At the Casal de Peguera around 350 students met hotel professionals and environmental experts. Workshops and a panel session showed concrete paths into tourism careers — with a clear focus on sustainability and practical relevance.
Calvia strengthens tourism training: eTalent brings students and businesses together
Casal de Peguera became a day of practice, networking and future prospects
On Wednesday the auditorium of the Casal de Peguera filled with the quiet rustle of brochures, the smell of freshly brewed coffee and the chatter of around 350 students. Representatives from the hotel industry, environmental education and local administration had invited young people from IES Son Ferrer, IES Calvià and IES Bendinat to give them a direct insight into the everyday working life of the tourism sector.
The event was part of the eMallorca Experience and was organized by the town council together with IMEB; Ecoglobal Services and Events S.L. handled the implementation. The aim was not theoretical instruction, but a day of concrete impulses: which jobs exist, which skills are needed and how sustainability can be put into practice.
Mayor Juan Antonio Amengual emphasized in his short welcome that tourism for Calvia is far more than numbers on a balance sheet. It is about local jobs, service quality and how the sector can become more ecologically responsible. His appeal: young people should use the opportunity to meet employers and make initial contacts.
The program included three interactive short presentations. A professor from the University of the Balearic Islands highlighted the economic weight of tourism and explained how guest profiles are changing and why professional flexibility will become more important in the future. The language remained practical: examples from everyday island life made clear where the opportunities lie.
A speaker from Iberostar presented training and further education opportunities that the company offers locally. The focus was on linking professional training with social responsibility: nurturing local talent and training staff on environmental issues. The message resonated — many notes were taken and there were concrete inquiries about internships.

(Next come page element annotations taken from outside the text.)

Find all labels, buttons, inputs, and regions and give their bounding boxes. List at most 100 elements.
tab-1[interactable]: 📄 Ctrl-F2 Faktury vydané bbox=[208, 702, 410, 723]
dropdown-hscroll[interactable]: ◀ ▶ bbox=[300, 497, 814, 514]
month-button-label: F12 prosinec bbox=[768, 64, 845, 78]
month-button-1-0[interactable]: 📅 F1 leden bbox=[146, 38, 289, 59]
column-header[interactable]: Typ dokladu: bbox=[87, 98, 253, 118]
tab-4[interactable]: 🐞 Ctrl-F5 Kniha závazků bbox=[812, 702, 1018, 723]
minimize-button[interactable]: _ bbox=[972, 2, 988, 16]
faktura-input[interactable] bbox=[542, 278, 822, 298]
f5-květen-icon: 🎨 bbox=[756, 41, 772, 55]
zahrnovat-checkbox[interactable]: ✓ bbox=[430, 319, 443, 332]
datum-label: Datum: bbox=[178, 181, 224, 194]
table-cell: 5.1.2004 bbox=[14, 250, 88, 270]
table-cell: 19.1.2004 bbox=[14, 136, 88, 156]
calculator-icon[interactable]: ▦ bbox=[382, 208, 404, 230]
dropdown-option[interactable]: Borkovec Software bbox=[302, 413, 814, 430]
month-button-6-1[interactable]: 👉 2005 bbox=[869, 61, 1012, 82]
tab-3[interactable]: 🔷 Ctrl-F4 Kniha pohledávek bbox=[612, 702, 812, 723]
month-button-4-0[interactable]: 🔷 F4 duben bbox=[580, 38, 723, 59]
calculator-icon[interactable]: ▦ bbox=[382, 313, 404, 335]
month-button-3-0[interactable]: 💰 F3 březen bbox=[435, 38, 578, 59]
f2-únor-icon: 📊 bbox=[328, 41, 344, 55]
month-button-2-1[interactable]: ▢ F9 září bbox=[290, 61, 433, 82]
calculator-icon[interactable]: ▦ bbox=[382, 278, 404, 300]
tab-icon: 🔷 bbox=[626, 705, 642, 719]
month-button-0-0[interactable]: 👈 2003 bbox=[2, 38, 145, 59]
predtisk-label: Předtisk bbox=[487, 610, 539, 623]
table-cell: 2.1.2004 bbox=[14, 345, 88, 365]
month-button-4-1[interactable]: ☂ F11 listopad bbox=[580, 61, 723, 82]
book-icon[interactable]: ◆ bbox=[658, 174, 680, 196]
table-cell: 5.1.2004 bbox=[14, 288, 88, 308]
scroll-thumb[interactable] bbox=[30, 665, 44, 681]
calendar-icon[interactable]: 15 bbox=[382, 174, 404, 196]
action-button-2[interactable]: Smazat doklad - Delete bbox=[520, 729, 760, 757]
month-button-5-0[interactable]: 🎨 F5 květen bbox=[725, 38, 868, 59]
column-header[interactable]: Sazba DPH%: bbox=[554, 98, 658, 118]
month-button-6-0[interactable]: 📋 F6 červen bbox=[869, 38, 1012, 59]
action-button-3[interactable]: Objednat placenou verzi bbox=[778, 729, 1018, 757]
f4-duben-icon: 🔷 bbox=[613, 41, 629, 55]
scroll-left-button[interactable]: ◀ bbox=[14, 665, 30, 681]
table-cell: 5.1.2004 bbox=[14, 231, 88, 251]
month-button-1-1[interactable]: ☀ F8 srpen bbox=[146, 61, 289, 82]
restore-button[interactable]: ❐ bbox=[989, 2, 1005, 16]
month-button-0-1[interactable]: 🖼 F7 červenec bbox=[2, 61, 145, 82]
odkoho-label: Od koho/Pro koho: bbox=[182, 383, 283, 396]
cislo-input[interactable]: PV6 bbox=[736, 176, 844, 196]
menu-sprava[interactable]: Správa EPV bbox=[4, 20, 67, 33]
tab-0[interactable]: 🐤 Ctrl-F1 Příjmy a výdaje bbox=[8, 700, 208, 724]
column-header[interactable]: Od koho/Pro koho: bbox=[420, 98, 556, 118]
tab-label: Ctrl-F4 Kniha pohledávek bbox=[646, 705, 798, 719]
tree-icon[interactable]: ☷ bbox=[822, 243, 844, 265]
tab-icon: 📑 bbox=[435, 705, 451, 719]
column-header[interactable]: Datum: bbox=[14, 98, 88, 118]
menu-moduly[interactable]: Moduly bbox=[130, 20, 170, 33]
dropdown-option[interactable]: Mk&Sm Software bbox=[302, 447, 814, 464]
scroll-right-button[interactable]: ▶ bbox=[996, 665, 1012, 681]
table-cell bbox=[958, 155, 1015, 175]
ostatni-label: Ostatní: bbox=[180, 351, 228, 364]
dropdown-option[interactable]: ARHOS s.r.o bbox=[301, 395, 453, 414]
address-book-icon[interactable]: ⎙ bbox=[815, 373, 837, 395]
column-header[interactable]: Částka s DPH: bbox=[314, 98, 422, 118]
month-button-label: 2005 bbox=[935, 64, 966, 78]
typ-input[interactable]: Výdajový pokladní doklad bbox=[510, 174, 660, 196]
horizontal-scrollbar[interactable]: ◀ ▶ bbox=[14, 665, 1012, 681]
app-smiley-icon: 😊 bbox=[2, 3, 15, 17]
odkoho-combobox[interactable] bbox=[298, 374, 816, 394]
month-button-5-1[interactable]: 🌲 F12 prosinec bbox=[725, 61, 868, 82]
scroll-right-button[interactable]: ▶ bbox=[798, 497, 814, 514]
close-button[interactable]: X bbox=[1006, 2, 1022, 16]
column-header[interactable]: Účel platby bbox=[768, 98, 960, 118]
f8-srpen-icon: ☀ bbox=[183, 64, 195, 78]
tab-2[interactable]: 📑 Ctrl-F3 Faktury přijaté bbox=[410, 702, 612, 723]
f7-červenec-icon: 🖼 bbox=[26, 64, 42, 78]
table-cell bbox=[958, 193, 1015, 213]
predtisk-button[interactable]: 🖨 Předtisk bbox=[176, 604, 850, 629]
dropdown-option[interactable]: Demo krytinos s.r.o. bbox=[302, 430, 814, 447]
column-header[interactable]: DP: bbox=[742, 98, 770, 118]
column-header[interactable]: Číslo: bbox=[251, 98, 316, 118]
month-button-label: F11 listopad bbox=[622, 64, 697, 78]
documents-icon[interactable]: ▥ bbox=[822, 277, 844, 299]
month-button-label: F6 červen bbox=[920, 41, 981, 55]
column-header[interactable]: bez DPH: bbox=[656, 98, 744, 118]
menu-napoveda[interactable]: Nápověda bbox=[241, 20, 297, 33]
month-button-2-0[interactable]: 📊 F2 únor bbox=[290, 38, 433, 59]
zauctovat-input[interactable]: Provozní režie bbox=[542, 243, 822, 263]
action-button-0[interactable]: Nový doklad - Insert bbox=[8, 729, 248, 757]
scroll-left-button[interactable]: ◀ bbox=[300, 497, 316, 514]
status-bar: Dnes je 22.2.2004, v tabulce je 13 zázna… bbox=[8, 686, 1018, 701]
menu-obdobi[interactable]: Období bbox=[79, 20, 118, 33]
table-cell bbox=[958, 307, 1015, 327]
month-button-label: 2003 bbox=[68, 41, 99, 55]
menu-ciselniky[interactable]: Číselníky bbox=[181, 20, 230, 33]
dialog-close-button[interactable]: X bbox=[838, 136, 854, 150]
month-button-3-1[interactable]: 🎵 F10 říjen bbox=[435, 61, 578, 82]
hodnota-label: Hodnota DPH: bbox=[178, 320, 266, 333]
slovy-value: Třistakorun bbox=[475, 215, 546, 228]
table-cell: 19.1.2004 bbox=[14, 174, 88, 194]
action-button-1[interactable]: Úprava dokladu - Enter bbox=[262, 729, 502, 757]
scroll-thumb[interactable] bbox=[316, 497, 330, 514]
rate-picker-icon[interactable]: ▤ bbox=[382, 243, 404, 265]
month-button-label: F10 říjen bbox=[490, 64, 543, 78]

The series concluded with a contribution on eco and sustainable tourism. A managing director of a local provider urged the young listeners not to view sustainability as a label but as lived practice: from waste management in hotels to nature-friendly excursion offers. The audience listened attentively and asked questions about concrete projects.
In the subsequent panel discussion apprentices, graduates and managers from Port Adriano exchanged views on entry opportunities and learning paths. A certified nature and leisure guide described how additional qualifications can open doors, and an IT graduate explained how digital skills are increasingly in demand in hotel operations.
The atmosphere was informal and close-knit: teachers, students and business owners mingled, exchanged contacts and arranged visits to hotels and training facilities. Such encounters often have a more lasting effect than brochures — a personal handshake, an invitation to a taster day, a CV on the table.
For Calvia and Mallorca in general the format makes sense for several reasons: it strengthens local talent development, reduces the gap between school and working life and embeds sustainability in training. Municipalities with high tourist volumes in particular need work models that offer opportunities to local people.
A small but important side effect: events like this show that tourism is not limited to the high season. Even on a gray November day it was clear how the sector plans, trains and creates prospects — that is good for businesses and good for the people who live here.
Looking ahead: it would be desirable for these encounter formats to become more regular — with more internship places, closer cooperation between schools and businesses and clear follow-up offers for participants. When training pathways are visible and accessible, the barrier to taking the first step is lower.
At the end of the day many left the Casal with concrete contacts in their phones and the feeling that the local job market offers opportunities. For an island that depends heavily on tourism, these are not empty words but a practical investment in the future.